Sequencing multiple genomes of the pig and other suids: Insights in speciation and selection

M.A.M. Groenen, H.J.Megens, R.P.M.A. Crooijmans, O. Madsen, M. Bosse, Y. Paudel, L. Frantz, J. Ma, R. Cunningham, L. B. Schook
Plant and Animal Genome XIX Conference, January 15-19, 2011, San Diego, CA


The recent completion of a draft genome sequence of the pig (Sus scrofa) is a landmark for genetic studies of this important agricultural species. In addition, the pig also offers a number of characteristics that makes it an important model species for biomedical applications and to address questions related to evolution and domestication. In particular, the multiple independent domestication events in the past, the existence of a large variety of breeds and wild populations in Europe and Asia, and the existence of a large number of closely related species contribute to the importance of this species as a model in population genomics. The Suidae family consists of over 12 different species that have survived to date and that have evolved over a relative short time span of 1-10 million years. We have initiated sequencing of several members of the suidea family including Sus verrucosus, Sus barbatus, Sus celebensis and Phacochoerus africanus. The genomes of these species were sequenced using Illumina sequencing technology at a depth that varied from 12-25x. Detailed analysis of these genomes is being done by a combination of de novo genome assembly and alignment against the porcine reference genome (build 10).
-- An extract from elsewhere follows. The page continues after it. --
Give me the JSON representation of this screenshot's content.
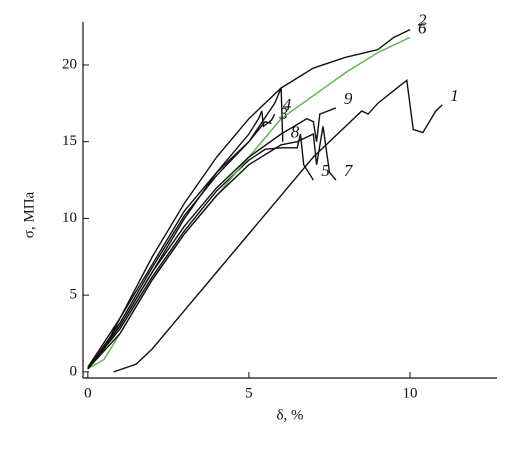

To further address questions related to speciation and selection we also sequenced the genomes of 32 individual pigs. These included Wild Boars from Europe, China and Japan, the Chinese Meishan breed and individuals of the major European commercial breeds like Large White, Landrace, Duroc and Pietrain. Preliminary results of the analysis of these genome sequences will be presented at the meeting.